4 Levels of AI safety regulation

As AI capabilities increase, the risks these systems pose to humanity increase as well. Many scientists have already warned about the risk of human extinction.

In this article, we’ll look at our 4-levels framework for thinking about how AI safety can be regulated.

AI pipeline as a framework for safety governance

The AI creation pipeline consists of various steps, each of which can be regulated in different ways. This pipeline consists of:

Hardware & algorithms, which are used for training AI models
Training runs, where the hardware and algorithms are used to create a model
Deployment, where the trained model is shared with the public
Usage, where the deployed model is utilized by individuals and companies

The later in the pipeline we regulate, the higher the risks we face. If we want a high level of safety, we’ll need to regulate earlier in the pipeline. That’s why when we climb up the 4 levels of AI regulation, we walk back the AI creation pipeline.

Level 1: Regulate usage

Examples:

Ban autonomous agent runtimes (like AutoGPT)
Ban dangerous instructions

These measures are aimed to prevent users from doing dangerous or harmful actions with AI models. At this level, the responsibility lies with the users of the models, not the creators. We’re depending on all the (potentially millions) of users to abide by the regulations. This only provides a very low level of protection against AI dangers.

Level 2: Regulate deployment

Examples:

Red-teaming requirements. This means that before an AI model is deployed, it is tested by a red team to see if it can be hacked (jailbroken) or abused.
Disallow deployment and open-sourcing of models with dangerous capabilities.

When regulating deployments, we are preventing dangerous models from being available. This means the responsibility lies with the creators of the models. This is a safer situation than level 1, because we’re now depending on a much smaller group of people to act responsibly.

However, we’re still allowing dangerous training runs to happen, so accidents at AI labs (including the leaks of dangerous AI models, or rogue AI being created) can still happen.

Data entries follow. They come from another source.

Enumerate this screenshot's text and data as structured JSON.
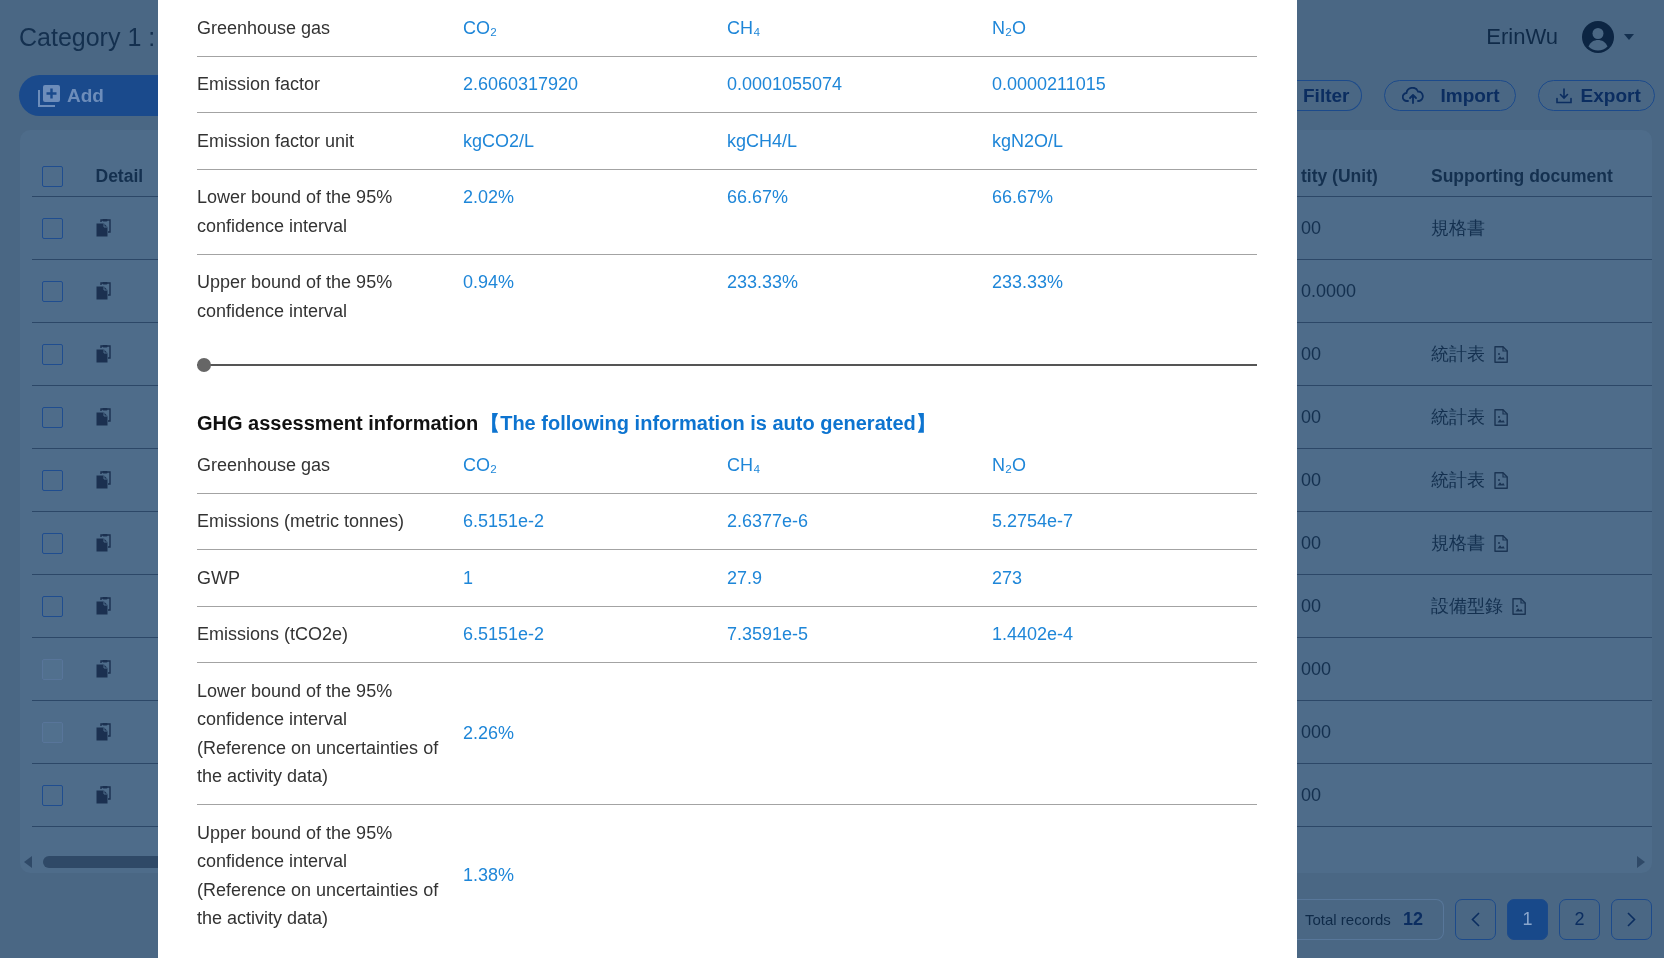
{
  "header": {
    "title": "Category 1 :",
    "user_name": "ErinWu"
  },
  "toolbar": {
    "primary": [
      {
        "label": "Add",
        "kind": "add"
      }
    ],
    "actions": [
      {
        "label": "Filter",
        "kind": "filter"
      },
      {
        "label": "Import",
        "kind": "import"
      },
      {
        "label": "Export",
        "kind": "export"
      }
    ]
  },
  "table": {
    "select_all": {
      "checked": false
    },
    "columns": [
      "Detail",
      "tity (Unit)",
      "Supporting document"
    ],
    "rows": [
      {
        "checked": false,
        "disabled": false,
        "quantity": "00",
        "document": "規格書",
        "file": false
      },
      {
        "checked": false,
        "disabled": false,
        "quantity": "0.0000"
      },
      {
        "checked": false,
        "disabled": false,
        "quantity": "00",
        "document": "統計表",
        "file": true
      },
      {
        "checked": false,
        "disabled": false,
        "quantity": "00",
        "document": "統計表",
        "file": true
      },
      {
        "checked": false,
        "disabled": false,
        "quantity": "00",
        "document": "統計表",
        "file": true
      },
      {
        "checked": false,
        "disabled": false,
        "quantity": "00",
        "document": "規格書",
        "file": true
      },
      {
        "checked": false,
        "disabled": false,
        "quantity": "00",
        "document": "設備型錄",
        "file": true
      },
      {
        "checked": false,
        "disabled": true,
        "quantity": "000"
      },
      {
        "checked": false,
        "disabled": true,
        "quantity": "000"
      },
      {
        "checked": false,
        "disabled": false,
        "quantity": "00"
      }
    ]
  },
  "pagination": {
    "total_label": "Total records",
    "total": "12",
    "pages": [
      {
        "label": "1",
        "selected": true
      },
      {
        "label": "2",
        "selected": false
      }
    ]
  },
  "modal": {
    "factor_table": {
      "rows": [
        {
          "label": "Greenhouse gas",
          "values": [
            "CO₂",
            "CH₄",
            "N₂O"
          ]
        },
        {
          "label": "Emission factor",
          "values": [
            "2.6060317920",
            "0.0001055074",
            "0.0000211015"
          ]
        },
        {
          "label": "Emission factor unit",
          "values": [
            "kgCO2/L",
            "kgCH4/L",
            "kgN2O/L"
          ]
        },
        {
          "label": "Lower bound of the 95% confidence interval",
          "values": [
            "2.02%",
            "66.67%",
            "66.67%"
          ]
        },
        {
          "label": "Upper bound of the 95% confidence interval",
          "values": [
            "0.94%",
            "233.33%",
            "233.33%"
          ]
        }
      ]
    },
    "slider": {
      "level": 0
    },
    "assessment": {
      "title": "GHG assessment information",
      "note": "【The following information is auto generated】",
      "rows": [
        {
          "label": "Greenhouse gas",
          "values": [
            "CO₂",
            "CH₄",
            "N₂O"
          ]
        },
        {
          "label": "Emissions (metric tonnes)",
          "values": [
            "6.5151e-2",
            "2.6377e-6",
            "5.2754e-7"
          ]
        },
        {
          "label": "GWP",
          "values": [
            "1",
            "27.9",
            "273"
          ]
        },
        {
          "label": "Emissions (tCO2e)",
          "values": [
            "6.5151e-2",
            "7.3591e-5",
            "1.4402e-4"
          ]
        },
        {
          "label": "Lower bound of the 95% confidence interval",
          "note": "(Reference on uncertainties of the activity data)",
          "values": [
            "2.26%"
          ]
        },
        {
          "label": "Upper bound of the 95% confidence interval",
          "note": "(Reference on uncertainties of the activity data)",
          "values": [
            "1.38%"
          ]
        }
      ]
    }
  }
}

Level 3: Regulate training runs

Examples:

Require proof of safety before granting permission to train a certain model. This may include formal proof of alignment. This post details some of the current safety problems
.
Setting a scale ceiling for training new models (e.g. a maximum count of flops used). This could also include the process of fine-tuning.
Require a license to train AI models (above a certain size / with certain capabilities).
Ban training on dangerous types of data. Some types of training data can lead to dangerous capabilities, such as hacking or the creation of bioweapons. We could ban training on data that contains this type of knowledge.
Ban training on copyrighted data. This does not directly target unsafe data, but it does limit the amount of data that can be used, which means it buys us time to figure out to build safe AI models.

When we regulate training runs, we prevent dangerous models from being created in the first place. This will prevent accidents at AI labs that comply with the regulations.

However, we’re still allowing the distribution of hardware and algorithms that can be used for training dangerous models, so we’re still relying on the creators of these models to act responsibly.

Level 4: Regulate hardware & algorithms

Examples:

Limit distribution of training hardware. Specialized hardware for training AI models is rapidly becoming the most important product of chip manufacturers. The supply chain for this hardware is very centralized, and the hardware is very expensive. This means that it’s relatively easy to regulate
the distribution of this hardware.
Disallow the publication of novel training architectures. New AI training architectures can lead to dramatic increases in capabilities. The Transformer model, for example, enabled virtually all recent progress in AI. We could limit the publication of such architectures to prevent sudden capability jumps.

When we also regulate hardware and algorithms, we’re making it not just illegal, but also very difficult to train dangerous models. This gives us the best protection against the risks from AI.

Limitations

Note that this framework is not perfect, and not all possible types of AI regulation neatly fit in one of the mentioned levels. For example, legal liability for model creators can be classified as a Level 1 “usage” type of regulation as it is enforced post-deployment, but it could also be classified as a Level 2 or 3 type of regulation as it can help creators reconsider if a certain model should be deployed or trained in the first place.

Conclusions

In this article, we’ve looked at our 4-levels framework for thinking about how AI safety can be regulated. Using this model, we can more easily reason about the effectiveness of AI regulation at different steps in the AI creation pipeline. We can also see that the first two levels do not offer much protection against the (existential) risks from AI. Preventing dangerous training runs and regulating hardware and algorithms are far more reliable ways to ensure safety.